Radni otoczeni transparentami dyskutowali przez dwie godziny o stawkach wody i nieobecności na sali obrad prezydenta Jeleniej Góry, Marka Obrębalskiego.
- Prezydent musiał wziąć udział w spotkaniu stowarzyszenia miast uzdrowiskowych, w którego władzach zasiada – wyjaśniał zastępca prezydenta Jerzy Łużniak.

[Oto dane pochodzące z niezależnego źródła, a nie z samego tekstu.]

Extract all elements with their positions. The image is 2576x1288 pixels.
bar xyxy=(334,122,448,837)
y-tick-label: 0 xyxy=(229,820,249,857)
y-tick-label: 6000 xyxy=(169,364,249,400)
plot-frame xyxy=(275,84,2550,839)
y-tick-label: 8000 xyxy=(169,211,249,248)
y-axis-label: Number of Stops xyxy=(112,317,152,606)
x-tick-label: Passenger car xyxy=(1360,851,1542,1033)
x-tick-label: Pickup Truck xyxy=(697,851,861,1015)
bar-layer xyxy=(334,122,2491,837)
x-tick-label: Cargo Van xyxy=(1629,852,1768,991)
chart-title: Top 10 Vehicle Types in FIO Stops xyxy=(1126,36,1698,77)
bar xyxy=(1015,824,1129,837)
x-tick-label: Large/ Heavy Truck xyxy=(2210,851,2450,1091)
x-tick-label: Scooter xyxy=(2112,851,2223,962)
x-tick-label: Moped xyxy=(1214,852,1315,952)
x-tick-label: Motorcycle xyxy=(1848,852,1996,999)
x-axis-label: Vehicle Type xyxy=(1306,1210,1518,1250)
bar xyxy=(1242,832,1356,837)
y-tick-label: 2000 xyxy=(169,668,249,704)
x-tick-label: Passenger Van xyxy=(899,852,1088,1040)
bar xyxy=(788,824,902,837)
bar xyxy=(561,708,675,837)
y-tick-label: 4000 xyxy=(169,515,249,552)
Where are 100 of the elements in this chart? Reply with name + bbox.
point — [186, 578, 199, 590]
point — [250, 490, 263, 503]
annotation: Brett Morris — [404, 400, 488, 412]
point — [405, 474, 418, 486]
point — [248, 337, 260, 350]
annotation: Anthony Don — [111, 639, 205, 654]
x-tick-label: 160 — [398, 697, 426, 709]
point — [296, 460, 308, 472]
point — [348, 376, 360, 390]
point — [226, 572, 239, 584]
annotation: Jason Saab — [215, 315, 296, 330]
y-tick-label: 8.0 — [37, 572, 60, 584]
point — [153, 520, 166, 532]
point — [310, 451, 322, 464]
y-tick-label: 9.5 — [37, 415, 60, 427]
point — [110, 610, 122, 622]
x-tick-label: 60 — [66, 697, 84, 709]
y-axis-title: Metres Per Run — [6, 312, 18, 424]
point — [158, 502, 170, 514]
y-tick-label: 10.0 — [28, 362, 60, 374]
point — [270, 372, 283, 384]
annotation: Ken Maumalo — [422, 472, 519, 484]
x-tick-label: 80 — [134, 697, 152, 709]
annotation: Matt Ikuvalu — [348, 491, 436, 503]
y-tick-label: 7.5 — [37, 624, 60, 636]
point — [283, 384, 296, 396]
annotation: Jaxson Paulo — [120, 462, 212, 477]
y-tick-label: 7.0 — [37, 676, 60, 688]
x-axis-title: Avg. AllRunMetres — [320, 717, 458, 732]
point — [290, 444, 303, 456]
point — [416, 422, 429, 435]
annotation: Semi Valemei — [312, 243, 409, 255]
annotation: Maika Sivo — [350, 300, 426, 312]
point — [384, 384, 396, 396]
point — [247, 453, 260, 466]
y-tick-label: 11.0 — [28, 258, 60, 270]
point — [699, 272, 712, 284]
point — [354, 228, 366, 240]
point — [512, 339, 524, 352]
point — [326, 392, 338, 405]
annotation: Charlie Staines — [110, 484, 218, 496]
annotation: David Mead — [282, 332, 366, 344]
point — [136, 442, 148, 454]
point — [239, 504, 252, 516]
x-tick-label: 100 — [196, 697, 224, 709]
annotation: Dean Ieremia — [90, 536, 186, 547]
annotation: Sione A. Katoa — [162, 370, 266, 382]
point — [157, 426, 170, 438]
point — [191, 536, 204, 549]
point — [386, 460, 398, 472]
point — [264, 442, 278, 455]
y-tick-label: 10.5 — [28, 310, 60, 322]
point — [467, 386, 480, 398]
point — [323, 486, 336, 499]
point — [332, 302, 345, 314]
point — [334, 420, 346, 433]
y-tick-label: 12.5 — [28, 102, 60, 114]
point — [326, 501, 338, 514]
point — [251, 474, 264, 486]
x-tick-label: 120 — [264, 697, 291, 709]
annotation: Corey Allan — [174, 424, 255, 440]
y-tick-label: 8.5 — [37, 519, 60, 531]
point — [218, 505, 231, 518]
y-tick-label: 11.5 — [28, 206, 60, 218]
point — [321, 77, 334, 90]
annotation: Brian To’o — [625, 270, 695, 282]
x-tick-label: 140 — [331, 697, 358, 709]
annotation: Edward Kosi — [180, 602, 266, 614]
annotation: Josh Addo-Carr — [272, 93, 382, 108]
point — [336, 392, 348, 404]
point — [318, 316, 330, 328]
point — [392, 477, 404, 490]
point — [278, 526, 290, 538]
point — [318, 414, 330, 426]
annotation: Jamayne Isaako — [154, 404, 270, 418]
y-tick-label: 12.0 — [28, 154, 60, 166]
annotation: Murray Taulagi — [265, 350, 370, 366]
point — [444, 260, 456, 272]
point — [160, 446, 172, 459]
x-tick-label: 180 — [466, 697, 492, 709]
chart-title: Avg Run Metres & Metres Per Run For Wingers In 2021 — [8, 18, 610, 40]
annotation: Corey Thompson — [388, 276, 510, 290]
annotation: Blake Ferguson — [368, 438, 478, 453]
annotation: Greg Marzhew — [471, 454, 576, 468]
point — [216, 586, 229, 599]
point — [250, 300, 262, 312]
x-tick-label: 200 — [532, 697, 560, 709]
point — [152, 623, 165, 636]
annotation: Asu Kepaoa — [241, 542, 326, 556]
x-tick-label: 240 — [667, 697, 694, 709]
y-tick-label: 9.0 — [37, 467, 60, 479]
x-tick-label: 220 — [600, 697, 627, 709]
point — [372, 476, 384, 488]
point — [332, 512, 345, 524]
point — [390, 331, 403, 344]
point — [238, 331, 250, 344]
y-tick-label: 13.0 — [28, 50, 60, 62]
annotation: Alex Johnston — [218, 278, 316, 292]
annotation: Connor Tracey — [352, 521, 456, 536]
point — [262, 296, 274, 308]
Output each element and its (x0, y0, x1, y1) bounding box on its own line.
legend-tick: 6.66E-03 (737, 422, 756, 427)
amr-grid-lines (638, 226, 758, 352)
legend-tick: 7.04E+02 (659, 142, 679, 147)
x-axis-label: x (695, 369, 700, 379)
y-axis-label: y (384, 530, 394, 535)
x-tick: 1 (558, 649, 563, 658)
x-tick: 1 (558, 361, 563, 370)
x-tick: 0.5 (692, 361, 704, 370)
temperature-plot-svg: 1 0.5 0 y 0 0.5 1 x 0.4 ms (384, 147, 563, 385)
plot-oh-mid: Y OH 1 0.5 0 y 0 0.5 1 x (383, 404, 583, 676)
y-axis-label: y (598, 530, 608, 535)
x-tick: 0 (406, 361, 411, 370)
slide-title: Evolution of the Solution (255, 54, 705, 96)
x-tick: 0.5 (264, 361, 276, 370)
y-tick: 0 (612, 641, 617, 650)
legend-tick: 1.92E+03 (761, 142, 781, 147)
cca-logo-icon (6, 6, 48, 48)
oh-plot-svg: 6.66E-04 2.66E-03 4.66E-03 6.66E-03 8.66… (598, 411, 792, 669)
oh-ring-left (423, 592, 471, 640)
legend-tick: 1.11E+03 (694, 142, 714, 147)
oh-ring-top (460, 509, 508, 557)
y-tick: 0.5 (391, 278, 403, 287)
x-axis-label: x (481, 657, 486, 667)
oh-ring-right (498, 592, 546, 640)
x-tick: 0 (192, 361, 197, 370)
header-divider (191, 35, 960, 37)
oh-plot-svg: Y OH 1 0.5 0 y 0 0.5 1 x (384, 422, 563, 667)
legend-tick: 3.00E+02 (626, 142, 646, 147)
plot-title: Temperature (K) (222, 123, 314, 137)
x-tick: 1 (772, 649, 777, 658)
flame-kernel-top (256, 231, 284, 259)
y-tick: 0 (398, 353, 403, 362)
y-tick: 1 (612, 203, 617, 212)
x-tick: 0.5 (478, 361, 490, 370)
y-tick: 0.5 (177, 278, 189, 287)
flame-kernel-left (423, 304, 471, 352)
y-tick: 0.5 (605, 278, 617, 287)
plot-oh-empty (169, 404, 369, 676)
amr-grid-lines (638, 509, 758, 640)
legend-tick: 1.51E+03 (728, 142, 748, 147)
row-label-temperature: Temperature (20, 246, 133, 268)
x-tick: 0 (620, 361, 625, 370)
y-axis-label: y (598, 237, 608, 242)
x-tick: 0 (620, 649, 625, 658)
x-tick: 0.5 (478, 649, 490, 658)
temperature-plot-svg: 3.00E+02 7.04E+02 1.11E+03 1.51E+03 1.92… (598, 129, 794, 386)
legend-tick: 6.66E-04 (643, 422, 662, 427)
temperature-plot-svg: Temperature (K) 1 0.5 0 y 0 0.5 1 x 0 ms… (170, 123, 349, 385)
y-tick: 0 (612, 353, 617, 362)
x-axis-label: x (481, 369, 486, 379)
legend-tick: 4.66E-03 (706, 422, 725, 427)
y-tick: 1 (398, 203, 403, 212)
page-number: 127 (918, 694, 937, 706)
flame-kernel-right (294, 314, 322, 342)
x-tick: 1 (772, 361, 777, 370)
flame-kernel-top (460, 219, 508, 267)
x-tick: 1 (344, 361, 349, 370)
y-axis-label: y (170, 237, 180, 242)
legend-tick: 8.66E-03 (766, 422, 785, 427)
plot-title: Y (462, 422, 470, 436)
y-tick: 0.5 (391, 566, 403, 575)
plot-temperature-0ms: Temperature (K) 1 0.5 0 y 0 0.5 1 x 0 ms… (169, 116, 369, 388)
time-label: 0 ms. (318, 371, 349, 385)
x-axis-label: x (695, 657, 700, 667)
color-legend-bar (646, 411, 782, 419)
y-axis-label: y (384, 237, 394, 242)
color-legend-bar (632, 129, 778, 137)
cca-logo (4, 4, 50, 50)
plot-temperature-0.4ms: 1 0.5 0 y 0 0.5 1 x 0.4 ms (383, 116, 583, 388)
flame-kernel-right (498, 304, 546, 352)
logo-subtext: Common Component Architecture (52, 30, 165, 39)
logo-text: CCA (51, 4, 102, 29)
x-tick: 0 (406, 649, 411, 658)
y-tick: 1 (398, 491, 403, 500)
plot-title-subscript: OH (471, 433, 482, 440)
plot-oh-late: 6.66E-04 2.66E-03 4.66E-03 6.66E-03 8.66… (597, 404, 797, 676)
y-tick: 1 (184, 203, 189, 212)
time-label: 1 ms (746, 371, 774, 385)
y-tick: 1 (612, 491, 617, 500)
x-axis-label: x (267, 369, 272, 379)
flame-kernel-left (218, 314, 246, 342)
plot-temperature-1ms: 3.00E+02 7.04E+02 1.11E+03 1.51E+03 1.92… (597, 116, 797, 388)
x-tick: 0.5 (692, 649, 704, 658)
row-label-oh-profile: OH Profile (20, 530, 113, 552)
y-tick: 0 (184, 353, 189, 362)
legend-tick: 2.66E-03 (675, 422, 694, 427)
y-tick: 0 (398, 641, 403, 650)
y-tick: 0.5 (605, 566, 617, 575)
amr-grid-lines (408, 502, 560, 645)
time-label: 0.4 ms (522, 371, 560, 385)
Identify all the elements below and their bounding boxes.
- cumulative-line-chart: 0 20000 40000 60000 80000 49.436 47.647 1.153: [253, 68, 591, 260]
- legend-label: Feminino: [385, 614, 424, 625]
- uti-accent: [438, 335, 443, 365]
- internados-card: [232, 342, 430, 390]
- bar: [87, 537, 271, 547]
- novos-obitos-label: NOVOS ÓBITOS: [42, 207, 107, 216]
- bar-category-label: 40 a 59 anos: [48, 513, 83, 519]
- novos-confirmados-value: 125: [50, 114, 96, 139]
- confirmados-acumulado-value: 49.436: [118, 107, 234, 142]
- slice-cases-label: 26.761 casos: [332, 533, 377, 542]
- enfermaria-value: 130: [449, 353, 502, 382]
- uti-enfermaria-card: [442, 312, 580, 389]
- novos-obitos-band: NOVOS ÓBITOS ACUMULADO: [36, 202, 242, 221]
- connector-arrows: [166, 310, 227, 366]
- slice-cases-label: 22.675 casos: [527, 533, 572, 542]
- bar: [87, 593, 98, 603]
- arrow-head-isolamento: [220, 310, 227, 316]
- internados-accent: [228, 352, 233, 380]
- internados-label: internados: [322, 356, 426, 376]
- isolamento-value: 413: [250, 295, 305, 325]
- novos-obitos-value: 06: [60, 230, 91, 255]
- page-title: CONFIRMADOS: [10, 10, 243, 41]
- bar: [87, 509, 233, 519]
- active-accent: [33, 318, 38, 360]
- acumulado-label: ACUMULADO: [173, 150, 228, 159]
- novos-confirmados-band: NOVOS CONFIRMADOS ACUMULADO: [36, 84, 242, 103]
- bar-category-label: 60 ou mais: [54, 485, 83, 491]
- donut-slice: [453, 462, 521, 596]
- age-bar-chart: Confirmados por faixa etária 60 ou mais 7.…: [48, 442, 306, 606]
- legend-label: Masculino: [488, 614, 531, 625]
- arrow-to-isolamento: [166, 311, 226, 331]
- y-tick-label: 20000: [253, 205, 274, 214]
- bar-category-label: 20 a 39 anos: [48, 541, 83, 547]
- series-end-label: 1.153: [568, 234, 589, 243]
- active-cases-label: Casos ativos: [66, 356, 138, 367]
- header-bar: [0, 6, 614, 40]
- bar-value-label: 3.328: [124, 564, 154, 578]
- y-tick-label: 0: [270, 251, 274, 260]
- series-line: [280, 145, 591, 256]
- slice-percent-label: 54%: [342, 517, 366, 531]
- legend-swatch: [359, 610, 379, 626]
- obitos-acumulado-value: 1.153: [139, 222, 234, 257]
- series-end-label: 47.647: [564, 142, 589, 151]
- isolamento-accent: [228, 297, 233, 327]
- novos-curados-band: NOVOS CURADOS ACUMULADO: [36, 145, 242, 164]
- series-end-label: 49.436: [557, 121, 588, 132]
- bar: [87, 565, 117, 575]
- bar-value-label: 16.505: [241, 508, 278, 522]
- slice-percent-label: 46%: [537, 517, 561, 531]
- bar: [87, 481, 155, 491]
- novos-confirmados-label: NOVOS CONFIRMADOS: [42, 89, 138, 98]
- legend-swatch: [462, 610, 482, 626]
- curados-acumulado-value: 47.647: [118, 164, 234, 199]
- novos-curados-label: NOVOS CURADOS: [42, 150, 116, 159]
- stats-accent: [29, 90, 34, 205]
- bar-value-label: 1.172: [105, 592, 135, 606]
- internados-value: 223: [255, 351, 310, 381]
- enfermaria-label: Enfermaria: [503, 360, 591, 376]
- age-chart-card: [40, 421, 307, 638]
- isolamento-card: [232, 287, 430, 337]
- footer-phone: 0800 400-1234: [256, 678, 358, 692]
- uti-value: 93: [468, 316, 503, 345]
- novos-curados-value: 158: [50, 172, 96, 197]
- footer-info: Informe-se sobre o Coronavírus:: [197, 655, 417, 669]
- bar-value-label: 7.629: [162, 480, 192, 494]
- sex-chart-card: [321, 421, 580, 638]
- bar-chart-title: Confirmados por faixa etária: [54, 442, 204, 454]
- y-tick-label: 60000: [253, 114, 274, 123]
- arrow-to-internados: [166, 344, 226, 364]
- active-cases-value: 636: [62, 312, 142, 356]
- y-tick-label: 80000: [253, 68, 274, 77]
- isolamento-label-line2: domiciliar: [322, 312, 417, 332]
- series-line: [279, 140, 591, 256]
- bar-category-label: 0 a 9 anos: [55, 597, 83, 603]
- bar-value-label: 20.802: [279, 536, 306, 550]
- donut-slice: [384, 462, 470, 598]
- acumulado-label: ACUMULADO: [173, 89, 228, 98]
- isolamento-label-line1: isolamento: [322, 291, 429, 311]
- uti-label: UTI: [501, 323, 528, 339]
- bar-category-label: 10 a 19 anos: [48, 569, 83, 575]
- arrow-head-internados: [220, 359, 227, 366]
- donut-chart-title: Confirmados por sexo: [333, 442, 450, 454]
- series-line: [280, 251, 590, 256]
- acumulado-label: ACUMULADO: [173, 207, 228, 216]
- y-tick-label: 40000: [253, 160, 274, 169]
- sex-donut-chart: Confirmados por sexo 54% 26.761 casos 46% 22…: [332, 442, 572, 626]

- To jest bardzo nieeleganckie, że na sesji rozważającej tak ważne sprawy znowu nie ma prezydenta, ale jak widzę, uzdrowiska są dla niego ważniejsze – mówił radny Krzysztof Mróz – czy co roku będziemy zmuszani do podnoszenia cen wody? Chciałbym usłyszeć od prezesa Wodnika dlaczego nic się nie robi z gigantycznymi stratami wody. Czy to prawda, że na jedną wyprodukowaną szklankę wody, druga wsiąka w ziemię czy znika w inny sposób? Mam też wrażenie, że prezydent podpisuje wszystko, co mu podsunie prezes Wodnika bez merytorycznego sprawdzenia.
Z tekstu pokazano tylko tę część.